You’re being deliberately obtuse. You’re a communications professional, you’re well aware of what I did and did not say.
My line of work is following evidence and facts, reasoning them towards defensible conclusions if there are conclusions to be drawn, and where warranted, providing that information for other parties to act on through processes prescribed in law. Yours, and I’m not saying this at all perjoratively, has generally been to present information and narratives in a way that favours CAF as an institution and that furthers military objectives. There’s nothing wrong with that. We’re both playing for the same side, but with different approaches to the respective value of public perception and narratives versus objective data and intelligence.
In any case- Canada and the west have a verifiable problem with white nationalism as a subset of ideologically motivated violent extremism. That has resulted in both criminal prosecutions (and convictions) as well as threat disruptions, both at home and abroad. These are objective facts. It is also objective fact that there is a conscious effort by such groups to recruit current or former military, or to get people into the military to attain skill sets that may be of use if they can successfully stoke accelerationist violence. Again, these are real events that are playing out continuously, mostly out of public eye, but with occasional visibility in courts or through public interest investigation by journalists and certain activists. While much of the latter is crap, some of it is useful.
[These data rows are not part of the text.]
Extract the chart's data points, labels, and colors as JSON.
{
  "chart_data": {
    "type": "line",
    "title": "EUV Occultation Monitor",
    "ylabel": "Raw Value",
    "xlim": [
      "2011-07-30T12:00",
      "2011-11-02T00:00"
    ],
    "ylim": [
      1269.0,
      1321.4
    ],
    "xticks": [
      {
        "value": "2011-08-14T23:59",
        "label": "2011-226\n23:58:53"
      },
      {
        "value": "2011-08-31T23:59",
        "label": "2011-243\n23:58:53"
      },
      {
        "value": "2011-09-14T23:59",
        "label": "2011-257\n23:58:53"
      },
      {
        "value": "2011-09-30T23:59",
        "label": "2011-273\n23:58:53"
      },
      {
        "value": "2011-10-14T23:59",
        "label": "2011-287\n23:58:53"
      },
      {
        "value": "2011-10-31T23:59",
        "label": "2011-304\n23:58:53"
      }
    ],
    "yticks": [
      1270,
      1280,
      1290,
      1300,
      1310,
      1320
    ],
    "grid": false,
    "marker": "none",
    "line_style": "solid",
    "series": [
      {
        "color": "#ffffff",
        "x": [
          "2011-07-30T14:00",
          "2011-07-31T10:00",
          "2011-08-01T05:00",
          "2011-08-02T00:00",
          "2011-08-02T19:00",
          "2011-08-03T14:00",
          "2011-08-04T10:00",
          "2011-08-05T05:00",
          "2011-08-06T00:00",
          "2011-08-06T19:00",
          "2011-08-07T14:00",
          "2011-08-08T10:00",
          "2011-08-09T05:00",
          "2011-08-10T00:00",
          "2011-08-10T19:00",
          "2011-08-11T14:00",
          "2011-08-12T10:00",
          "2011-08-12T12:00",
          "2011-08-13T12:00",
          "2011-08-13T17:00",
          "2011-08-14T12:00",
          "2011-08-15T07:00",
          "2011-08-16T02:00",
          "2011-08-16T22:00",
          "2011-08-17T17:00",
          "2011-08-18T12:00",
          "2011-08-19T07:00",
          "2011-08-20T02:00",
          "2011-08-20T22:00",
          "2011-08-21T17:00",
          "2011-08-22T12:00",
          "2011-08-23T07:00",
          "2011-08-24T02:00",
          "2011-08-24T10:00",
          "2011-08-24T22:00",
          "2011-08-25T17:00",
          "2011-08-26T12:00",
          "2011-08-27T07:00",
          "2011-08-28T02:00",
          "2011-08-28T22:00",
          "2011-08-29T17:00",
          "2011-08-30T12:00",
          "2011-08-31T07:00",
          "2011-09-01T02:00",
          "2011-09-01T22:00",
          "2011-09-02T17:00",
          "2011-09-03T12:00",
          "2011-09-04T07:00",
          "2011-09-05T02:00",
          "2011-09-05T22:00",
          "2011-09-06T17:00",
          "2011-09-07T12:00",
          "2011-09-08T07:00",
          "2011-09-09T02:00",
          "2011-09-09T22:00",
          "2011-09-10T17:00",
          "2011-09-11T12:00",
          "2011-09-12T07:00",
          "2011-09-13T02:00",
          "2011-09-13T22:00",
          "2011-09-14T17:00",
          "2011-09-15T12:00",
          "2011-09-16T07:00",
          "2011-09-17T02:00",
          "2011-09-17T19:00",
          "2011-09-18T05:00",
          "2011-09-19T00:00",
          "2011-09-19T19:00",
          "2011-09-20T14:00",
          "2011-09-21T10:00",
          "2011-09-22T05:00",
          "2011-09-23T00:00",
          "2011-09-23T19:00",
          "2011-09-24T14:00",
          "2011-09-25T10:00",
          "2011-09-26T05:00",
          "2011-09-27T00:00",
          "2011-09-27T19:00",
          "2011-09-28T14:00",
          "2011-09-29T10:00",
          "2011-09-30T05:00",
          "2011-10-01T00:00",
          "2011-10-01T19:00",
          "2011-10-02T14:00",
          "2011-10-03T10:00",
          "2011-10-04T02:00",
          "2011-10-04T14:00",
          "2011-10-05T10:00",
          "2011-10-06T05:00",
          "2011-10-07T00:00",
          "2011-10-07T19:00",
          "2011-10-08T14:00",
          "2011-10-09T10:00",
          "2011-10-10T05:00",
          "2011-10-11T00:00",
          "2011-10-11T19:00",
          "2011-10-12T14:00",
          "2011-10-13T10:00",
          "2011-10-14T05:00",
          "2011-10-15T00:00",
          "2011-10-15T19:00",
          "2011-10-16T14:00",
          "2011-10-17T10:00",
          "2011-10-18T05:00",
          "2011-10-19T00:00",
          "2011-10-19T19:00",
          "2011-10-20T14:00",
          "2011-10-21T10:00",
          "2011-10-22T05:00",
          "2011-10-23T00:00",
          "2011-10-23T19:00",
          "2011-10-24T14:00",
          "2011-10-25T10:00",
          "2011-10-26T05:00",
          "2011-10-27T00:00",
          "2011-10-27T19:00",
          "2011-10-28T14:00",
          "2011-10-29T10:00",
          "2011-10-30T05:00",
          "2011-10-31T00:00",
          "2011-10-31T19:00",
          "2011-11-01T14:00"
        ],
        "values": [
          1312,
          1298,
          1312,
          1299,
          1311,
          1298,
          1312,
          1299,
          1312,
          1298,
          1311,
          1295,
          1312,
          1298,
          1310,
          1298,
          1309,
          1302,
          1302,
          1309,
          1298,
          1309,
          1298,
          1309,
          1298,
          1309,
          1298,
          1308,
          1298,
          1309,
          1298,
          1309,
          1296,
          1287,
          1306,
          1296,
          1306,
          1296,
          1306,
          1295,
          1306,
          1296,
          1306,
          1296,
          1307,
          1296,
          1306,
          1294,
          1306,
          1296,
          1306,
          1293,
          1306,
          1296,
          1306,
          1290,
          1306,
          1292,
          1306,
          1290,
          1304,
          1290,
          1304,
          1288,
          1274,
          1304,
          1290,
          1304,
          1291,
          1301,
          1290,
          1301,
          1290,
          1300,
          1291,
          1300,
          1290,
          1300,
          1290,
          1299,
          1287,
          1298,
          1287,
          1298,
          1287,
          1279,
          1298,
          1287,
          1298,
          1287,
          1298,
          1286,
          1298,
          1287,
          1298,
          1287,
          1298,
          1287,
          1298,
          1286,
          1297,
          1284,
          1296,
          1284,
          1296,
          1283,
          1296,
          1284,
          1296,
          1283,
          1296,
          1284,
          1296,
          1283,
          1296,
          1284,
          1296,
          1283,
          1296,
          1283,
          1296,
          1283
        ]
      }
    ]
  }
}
CAF, like other allied militaries, is a target for these individuals and groups. You nor I have a proper sense on the extent to which that is the case. There’s more than enough out there to know it’s true, but the true magnitude is likely unknown, and the best informed estimates will be classified. Some decent UNCLASS products come out through ITAC, or other FOUO means, and we both likely have seen those. We’ve likely both gotten some other deeper peaks, but likely at the level of individual instances, not the full, broad scale.
We have a government arms-length body, NSIRA, with access to pretty much everything on the security intelligence side. NSIRA has assessed this trend, and said that CAF is not keeping up with the problem. It seems that CAF is live to this. This is a reasonable concern for them to identify, and it’s their job to flag such issues.
None of this is information that you, I, or anyone else in this thread needs special insight to understand. This is very foundational information for anyone who takes an interest in national security. I’m simply disappointed to see people jumping off half cocked without even attempting that basic understanding. I think some people are being defensive, thinking this is some sort of woke political BS or something when it’s really just sound national security work.